The House Energy and Commerce Committee yesterday approved several bills designed to enhance prescription drug competition, Axios' Caitlin Owens reports. 

  • This includes the CREATES Act, which received bipartisan buy-in after relatively minor changes were made to the original version. 
  • That bill would allow generics manufacturers to sue brand-name drugmakers for access to the samples they need for approval, although the new version offers more protections to brands.
  • The committee also passed a bill that makes it illegal for branded companies to pay generic companies to stay off the market.

The big picture: CREATES is expected to save the federal government $3.9 billion over 10 years, a fraction of the $100 billion spent on Medicare's prescription drug benefit alone in 2017. 

  • But Congress has thus far struggled to do much of anything, and the push to reduce drug prices has to start somewhere.

Go deeper: The drug pricing debate is stuck in the past

3. High rents are a health burden

Most large U.S. cities have a shortage of affordable housing, and that has a ripple effect on low-income families' health, Curbed reports, citing a new study that adds to the growing focus on social determinants of health.

Details, from Curbed:

  • "Half of renters surveyed delayed health care because they couldn't afford it, and 100 percent of medical professionals surveyed said they had dealt with patients in the past who expressed concerns and anxiety about affordable housing. When these doctors and nurses advised patients to reduce stress, [92%] said financial issues were their biggest stress trigger."

What's next: A handful of state Medicaid programs and health systems have both recognized this link, and are steering some of their health care dollars toward affordable housing.

4. The great ACA distraction

This was 7 years ago. Photo: Chris Maddaloni/CQ Roll Call

The Affordable Care Act was and is a big deal. But it probably should not be the sun around which all health policy must orbit. And the fact that Washington has thrust it into that role, for almost a decade, has diverted attention and political energy from the very important issue of what health care costs.
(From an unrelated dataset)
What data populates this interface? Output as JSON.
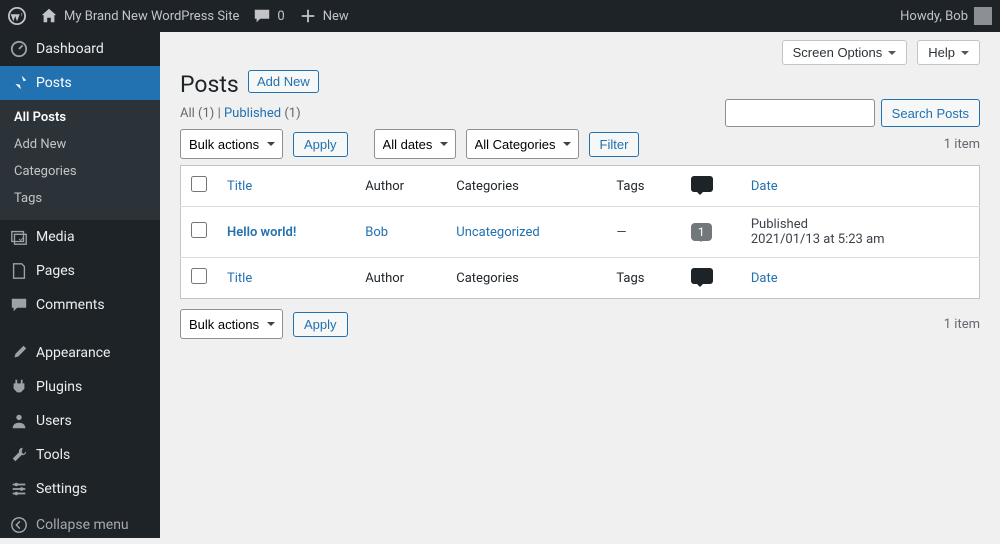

"We're doing nothing. Nothing. We're heading toward the waterfall," former Congressional Budget Office director Doug Elmendorf told Politico's Joanne Kenen, who has a good piece about the opportunity cost of the ACA wars.
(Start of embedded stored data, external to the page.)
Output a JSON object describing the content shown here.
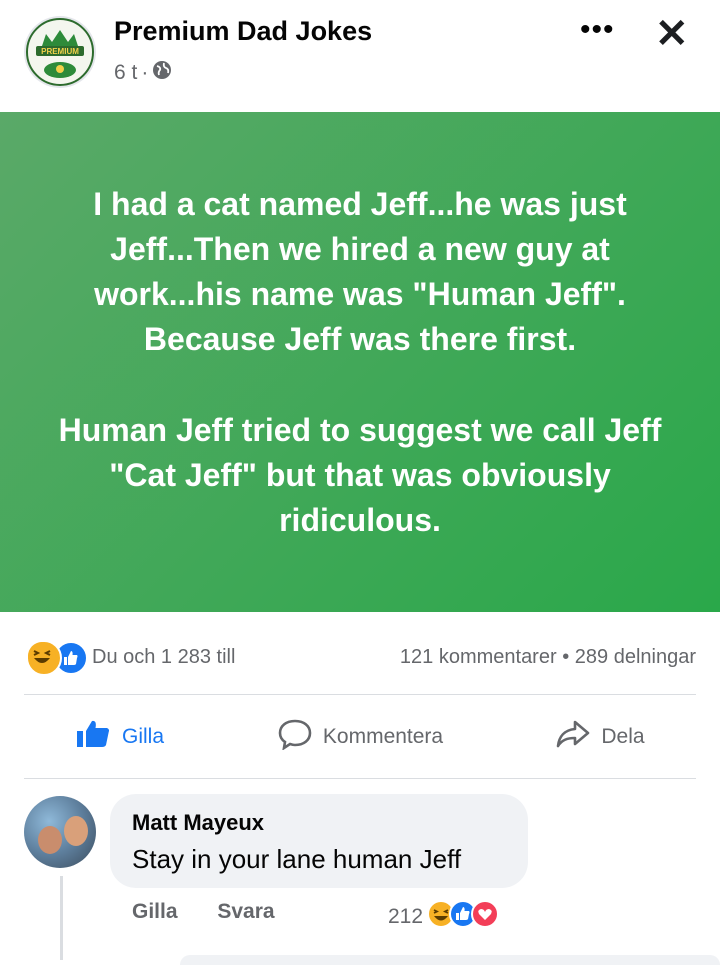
{
  "header": {
    "page_name": "Premium Dad Jokes",
    "time": "6 t",
    "dot": "·",
    "more_icon": "•••",
    "close_icon": "✕"
  },
  "post": {
    "paragraph1": "I had a cat named Jeff...he was just Jeff...Then we hired a new guy at work...his name was \"Human Jeff\". Because Jeff was there first.",
    "paragraph2": "Human Jeff tried to suggest we call Jeff \"Cat Jeff\" but that was obviously ridiculous.",
    "bg_start": "#5aa968",
    "bg_end": "#2aa84a"
  },
  "stats": {
    "reactions_text": "Du och 1 283 till",
    "comments": "121 kommentarer",
    "sep": "•",
    "shares": "289 delningar"
  },
  "actions": {
    "like": "Gilla",
    "comment": "Kommentera",
    "share": "Dela"
  },
  "comment": {
    "author": "Matt Mayeux",
    "text": "Stay in your lane human Jeff",
    "like": "Gilla",
    "reply": "Svara",
    "reaction_count": "212"
  },
  "colors": {
    "accent": "#1877f2",
    "secondary_text": "#65676b"
  }
}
Polls show that the public is worried about cost more than anything else in the health care system, but it's not getting commensurate political attention.

  • Republicans are torn among competing strategies of ignoring health care, stoking the embers of the ACA-repeal fire, and promoting an agenda of looser regulations with higher out-of-pocket costs.
  • Democrats are torn between expanding the ACA (which would shift more costs to taxpayers, without necessarily lowering them) and calls for single-payer (which includes some very dramatic cost controls, but is the most politically difficult option you could imagine).
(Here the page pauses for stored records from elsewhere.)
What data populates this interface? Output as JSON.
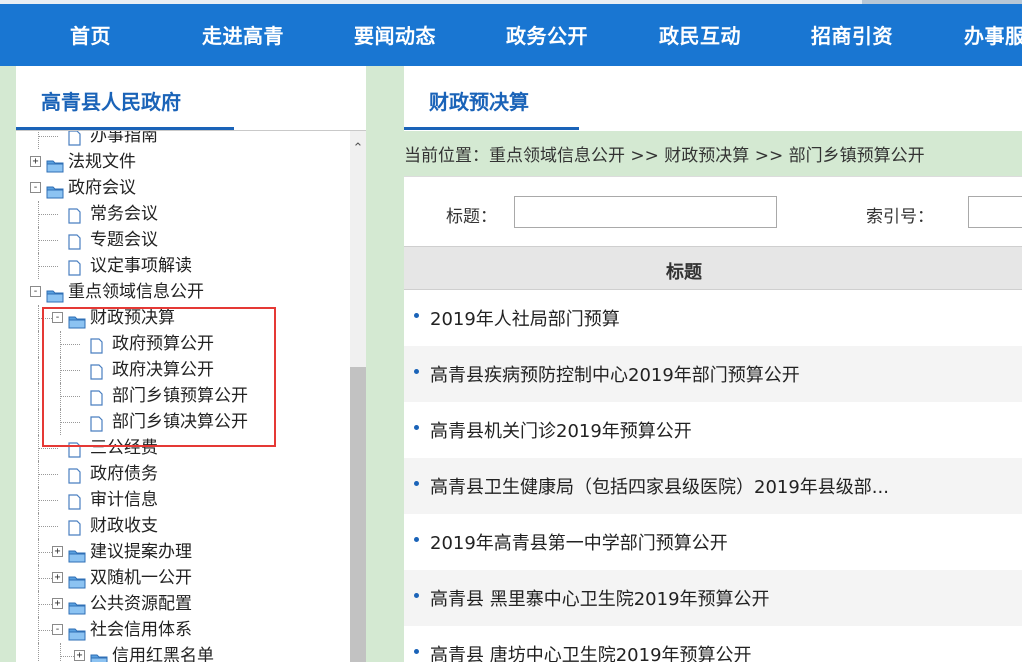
{
  "topnav": {
    "items": [
      "首页",
      "走进高青",
      "要闻动态",
      "政务公开",
      "政民互动",
      "招商引资",
      "办事服务"
    ]
  },
  "sidebar": {
    "title": "高青县人民政府",
    "tree": [
      {
        "label": "办事指南",
        "type": "doc"
      },
      {
        "label": "法规文件",
        "type": "folder",
        "expander": "+"
      },
      {
        "label": "政府会议",
        "type": "folder",
        "expander": "-"
      },
      {
        "label": "常务会议",
        "type": "doc"
      },
      {
        "label": "专题会议",
        "type": "doc"
      },
      {
        "label": "议定事项解读",
        "type": "doc"
      },
      {
        "label": "重点领域信息公开",
        "type": "folder",
        "expander": "-"
      },
      {
        "label": "财政预决算",
        "type": "folder",
        "expander": "-"
      },
      {
        "label": "政府预算公开",
        "type": "doc"
      },
      {
        "label": "政府决算公开",
        "type": "doc"
      },
      {
        "label": "部门乡镇预算公开",
        "type": "doc"
      },
      {
        "label": "部门乡镇决算公开",
        "type": "doc"
      },
      {
        "label": "三公经费",
        "type": "doc"
      },
      {
        "label": "政府债务",
        "type": "doc"
      },
      {
        "label": "审计信息",
        "type": "doc"
      },
      {
        "label": "财政收支",
        "type": "doc"
      },
      {
        "label": "建议提案办理",
        "type": "folder",
        "expander": "+"
      },
      {
        "label": "双随机一公开",
        "type": "folder",
        "expander": "+"
      },
      {
        "label": "公共资源配置",
        "type": "folder",
        "expander": "+"
      },
      {
        "label": "社会信用体系",
        "type": "folder",
        "expander": "-"
      },
      {
        "label": "信用红黑名单",
        "type": "folder",
        "expander": "+"
      }
    ]
  },
  "main": {
    "title": "财政预决算",
    "breadcrumb": "当前位置：重点领域信息公开 >> 财政预决算 >> 部门乡镇预算公开",
    "search": {
      "title_label": "标题：",
      "title_value": "",
      "index_label": "索引号：",
      "index_value": ""
    },
    "table_header": "标题",
    "items": [
      "2019年人社局部门预算",
      "高青县疾病预防控制中心2019年部门预算公开",
      "高青县机关门诊2019年预算公开",
      "高青县卫生健康局（包括四家县级医院）2019年县级部...",
      "2019年高青县第一中学部门预算公开",
      "高青县 黑里寨中心卫生院2019年预算公开",
      "高青县 唐坊中心卫生院2019年预算公开"
    ]
  },
  "colors": {
    "nav_bg": "#1976d2",
    "accent": "#1a63b8",
    "page_bg": "#d4e9d2",
    "highlight": "#e53935"
  }
}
The bottom line: Health care costs are just going to keep on climbing.

5. Grassley pooh-poohs insulin discount

You probably saw the news yesterday that Cigna/Express Scripts will be reducing how much many patients must pay each month for insulin. But not everyone's sold on this move, which just so happened to occur right before a big Senate hearing with PBMs.

🔥, from Senate Finance Committee chairman Chuck Grassley:

  • "Why couldn't this have been done years ago? It shouldn't take bad press and congressional scrutiny to get health plans, their pharmacy benefit managers and pharmaceutical companies to arrive at a fair price for a drug that's been on the market for nearly a century."

Grassley has a point — if it's this easy to reduce patients' costs, why have those costs gotten so high, and stayed there for so long? And, as STAT notes, these changes won't be universal: Employers will have to agree to participate in Cigna and Express Scripts' new system.